Just like San Francisco, Metro Vancouver is a region of distinct microclimates with varying weather patterns, and that is now being acknowledged by Environment Canada in how it provides the public with forecast information.
For years, the federal weather agency generated its forecast for Metro Vancouver based on the readings and observations it received from the main weather station at Vancouver International Airport (YVR). Essentially, everyone gets the weather forecast for YVR, even if they are living 30 kilometres away in Langley.
But this system has changed as of this week.
To provide residents with a more precise forecast, Environment Canada will be generating public forecasts for five smaller subdivided regions:
- City of Vancouver, including, Vancouver, Burnaby, and New Westminster
- North Shore, including West Vancouver and North Vancouver
- Metro Vancouver Northeast, including Coquitlam, Port Coquitlam, Port Moody, Maple Ridge, and Pitt Meadows
- Metro Vancouver Southwest, including Richmond, Delta, and Tsawwassen
- Metro Vancouver Southeast, including Surrey and Langley
A region of microclimates explained
The change will likely provide residents with a more accurate forecast given the varying conditions that can be generated by factors like location, elevation, and proximity to sea waters.
For instance, forecasts from YVR generally project a milder forecast and reading since Sea Island is located at sea level and right next to sea waters.
Vancouver and Burnaby
Depending on location, the conditions for the city of Vancouver can vary greatly from what goes down in YVR.
The downtown Vancouver peninsula is warmer and sees less snowfall because it is surrounded by water and at a low elevation. More importantly, the dense cluster of tall buildings creates an urban heat island.
As another case in point, areas in the Vancouver Westside see varying weather. During a forecasted snowfall event, a residence near Jericho Beach and Spanish Banks might only see a dusting of snow while other areas of West Point Grey and the nearby UBC campus could experience several centimetres due to the higher elevation and the location’s proximity to the forests of Pacific Spirit Park, which provides a cooling effect.
Queen Elizabeth Park at Little Mountain, the highest point in the city of Vancouver, could see snow at times while the surrounding neighbourhoods experience wet snow. This urban elevation effect is even more pronounced at Burnaby Mountain, the highest point in Metro Vancouver south of the North Shore where the main SFU campus is located.
Surrey and Langley
Over much of Surrey and Langley, particularly the easternmost areas, these municipalities see extreme conditions that closely follow the same patterns in the neighbouring Fraser Valley. Temperatures here can be several degrees lower or higher than Vancouver.
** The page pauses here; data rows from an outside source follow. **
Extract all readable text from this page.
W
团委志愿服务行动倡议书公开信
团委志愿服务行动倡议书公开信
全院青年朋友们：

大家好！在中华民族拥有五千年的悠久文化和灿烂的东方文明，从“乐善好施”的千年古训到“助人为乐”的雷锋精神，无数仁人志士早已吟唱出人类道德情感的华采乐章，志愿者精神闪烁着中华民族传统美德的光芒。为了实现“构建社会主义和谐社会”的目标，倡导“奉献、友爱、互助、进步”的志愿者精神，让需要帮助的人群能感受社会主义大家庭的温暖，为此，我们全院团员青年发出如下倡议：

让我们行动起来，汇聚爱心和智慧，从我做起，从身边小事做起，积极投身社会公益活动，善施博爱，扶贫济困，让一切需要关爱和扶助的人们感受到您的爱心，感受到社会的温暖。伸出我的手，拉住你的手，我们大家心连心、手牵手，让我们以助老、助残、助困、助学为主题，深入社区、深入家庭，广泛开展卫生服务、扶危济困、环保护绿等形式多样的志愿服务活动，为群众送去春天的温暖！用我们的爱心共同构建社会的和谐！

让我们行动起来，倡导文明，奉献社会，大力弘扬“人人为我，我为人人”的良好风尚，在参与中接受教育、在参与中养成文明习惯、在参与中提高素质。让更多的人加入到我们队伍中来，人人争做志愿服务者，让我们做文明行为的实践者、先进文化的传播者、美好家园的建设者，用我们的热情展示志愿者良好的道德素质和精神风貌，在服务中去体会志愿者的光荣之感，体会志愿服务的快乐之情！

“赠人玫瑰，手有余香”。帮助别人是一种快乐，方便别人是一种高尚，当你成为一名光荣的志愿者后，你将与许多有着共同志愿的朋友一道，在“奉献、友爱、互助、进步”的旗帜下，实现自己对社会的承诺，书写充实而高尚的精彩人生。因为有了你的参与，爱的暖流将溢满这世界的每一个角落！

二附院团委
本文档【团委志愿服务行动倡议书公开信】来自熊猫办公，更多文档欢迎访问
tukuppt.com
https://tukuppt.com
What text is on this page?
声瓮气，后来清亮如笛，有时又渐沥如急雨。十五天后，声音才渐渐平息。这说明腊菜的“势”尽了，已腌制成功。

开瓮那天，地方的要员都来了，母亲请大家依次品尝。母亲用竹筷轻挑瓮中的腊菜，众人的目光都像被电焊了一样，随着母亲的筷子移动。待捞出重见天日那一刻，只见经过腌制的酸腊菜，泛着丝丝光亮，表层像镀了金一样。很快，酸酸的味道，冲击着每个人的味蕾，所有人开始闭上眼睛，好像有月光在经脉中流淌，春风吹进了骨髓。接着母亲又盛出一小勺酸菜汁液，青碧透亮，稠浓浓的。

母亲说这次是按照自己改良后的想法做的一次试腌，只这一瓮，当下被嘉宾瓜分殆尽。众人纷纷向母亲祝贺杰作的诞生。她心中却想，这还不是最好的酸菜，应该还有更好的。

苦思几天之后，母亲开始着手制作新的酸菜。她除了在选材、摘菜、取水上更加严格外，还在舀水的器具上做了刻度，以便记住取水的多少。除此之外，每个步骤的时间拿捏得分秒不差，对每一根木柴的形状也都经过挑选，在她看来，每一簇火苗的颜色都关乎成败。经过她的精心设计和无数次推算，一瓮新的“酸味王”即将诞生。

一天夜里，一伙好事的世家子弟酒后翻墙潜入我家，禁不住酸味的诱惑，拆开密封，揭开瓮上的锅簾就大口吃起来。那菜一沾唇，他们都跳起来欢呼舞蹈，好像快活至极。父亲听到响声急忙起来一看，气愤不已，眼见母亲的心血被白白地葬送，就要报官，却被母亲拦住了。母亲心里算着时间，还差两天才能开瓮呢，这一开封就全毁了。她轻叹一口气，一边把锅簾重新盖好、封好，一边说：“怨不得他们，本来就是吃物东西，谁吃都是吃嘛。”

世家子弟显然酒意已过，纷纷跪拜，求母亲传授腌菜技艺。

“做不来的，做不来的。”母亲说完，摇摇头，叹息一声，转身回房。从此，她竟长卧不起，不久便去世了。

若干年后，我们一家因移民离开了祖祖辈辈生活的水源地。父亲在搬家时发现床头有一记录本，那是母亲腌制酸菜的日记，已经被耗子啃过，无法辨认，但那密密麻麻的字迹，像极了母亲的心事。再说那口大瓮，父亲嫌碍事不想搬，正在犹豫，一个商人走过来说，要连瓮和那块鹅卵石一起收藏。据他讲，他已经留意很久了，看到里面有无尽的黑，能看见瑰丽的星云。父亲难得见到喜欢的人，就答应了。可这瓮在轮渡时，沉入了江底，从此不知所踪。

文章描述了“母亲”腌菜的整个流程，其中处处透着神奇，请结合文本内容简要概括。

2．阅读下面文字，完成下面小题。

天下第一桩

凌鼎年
During the winter, the area sees colder temperatures as they face the brunt of the frigid arctic outflow air streaming out of the valleys and are a distance away from the warming influence of sea waters.
But in the summer, areas in these municipalities can be scorching hot, sometimes even five degrees warmer than areas by the water such as YVR and downtown Vancouver.
West Vancouver, North Vancouver, and the Tri-Cities
With the municipalities on the North Shore mountains, and to an extent the Tri-Cities as well, these are the wettest areas in the region given that they are on the windward side of the mountain range.
These areas experience ample rainfall – and snowfall in higher elevations – due to the orographic precipitation effect when winds carry moisture-rich air over higher terrain. When the air rises and cools over the mountain, clouds form and become a major source of precipitation.
Richmond, Delta, and Tsawwassen
These three municipalities south of the Fraser experience the least rain, the most sunshine hours, and the mildest temperatures in Metro Vancouver as they are furthest away from the orographic precipitation effect of the mountains on the North Shore and in the Fraser Valley.
While downtown Vancouver experiences a dark overcast and a downpour, Tsawwassen at the southwesternmost corner of the region could be experiencing clear skies and sunshine with zero precipitation for the day.
New forecasts for other BC regions
Environment Canada is also making some changes elsewhere in the province. Five other regions will also see subdivided forecasts, such as the North Coast – Inland, East Vancouver Island, Sunshine Coast, Fraser Canyon, and Fraser Valley.
The Fraser Valley now has three subregional forecasts: Fraser Valley – west including Abbotsford; Fraser Valley – central including Chilliwack; and Fraser Valley – east including Hope.